Y vaya cinco letras.
Te paraliza.
Te asusta.
Te bloquea.
Te deja sin reacción. Sin protección. Te hace pequeño.
"Hay que superar los miedos, eso te hace más fuerte. Una vez te has caído pierdes el miedo a caer, ya te levantaste una vez, ¿no?"
Sí. Pero no. Crece. Ya te han hecho daño, ya sabes lo que vas a sufrir. Te asusta más.
Sabes que vas a sentir si te sucede otra vez, entonces... ¿No lo haces?
No.
Somos naturaleza kamikaze. Nos gusta sufrir "para superarlo". Caer para levantarnos. O eso decimos. Para después poder presumir de ello.
"Me rompieron el corazón pero yo sola lo recompuse cachito a cachito"

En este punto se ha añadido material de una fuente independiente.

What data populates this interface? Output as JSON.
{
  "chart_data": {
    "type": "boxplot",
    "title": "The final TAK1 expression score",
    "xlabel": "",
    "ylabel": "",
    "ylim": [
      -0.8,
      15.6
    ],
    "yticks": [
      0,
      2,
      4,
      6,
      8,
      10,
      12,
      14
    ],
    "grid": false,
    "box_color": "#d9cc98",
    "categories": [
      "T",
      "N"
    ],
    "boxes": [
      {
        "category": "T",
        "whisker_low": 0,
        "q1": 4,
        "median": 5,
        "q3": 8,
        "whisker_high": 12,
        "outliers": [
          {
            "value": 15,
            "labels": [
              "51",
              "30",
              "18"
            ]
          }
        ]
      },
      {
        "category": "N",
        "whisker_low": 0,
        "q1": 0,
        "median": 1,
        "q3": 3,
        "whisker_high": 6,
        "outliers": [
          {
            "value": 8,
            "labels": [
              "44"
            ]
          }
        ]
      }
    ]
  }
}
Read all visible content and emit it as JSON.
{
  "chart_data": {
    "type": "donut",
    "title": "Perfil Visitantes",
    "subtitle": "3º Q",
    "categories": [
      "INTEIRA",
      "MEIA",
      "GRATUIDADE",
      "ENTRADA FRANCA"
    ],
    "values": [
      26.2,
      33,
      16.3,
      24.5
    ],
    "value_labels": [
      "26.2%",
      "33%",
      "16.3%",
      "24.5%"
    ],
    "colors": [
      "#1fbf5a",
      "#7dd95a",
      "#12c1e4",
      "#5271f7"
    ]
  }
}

¿Te hace más fuerte? ¿Hace que el miedo desaparezca? No, desde luego que no. Te prepara, la próxima ya sabes todo lo que vas a apsar.
El miedo no se va. Está ahí contigo, siempre. Como una sombra. No es malo, te enseña muchas cosas. Te enseña a perder y a ganar. Te enseña a querer, a odiar...
No intentes hacerlo desaparecer. No lo va a hacer. Va a ir a tu lado a todas partes.
Cambiará de forma, se hará más grande o más pequeño. Te afectará más o menos. Pero ahí va a estar.
Pero no lo olvides, son solo cinco letras. No dejes que te impida disfrutar del camino, de sus vistas, de la gente que lo recorre contigo.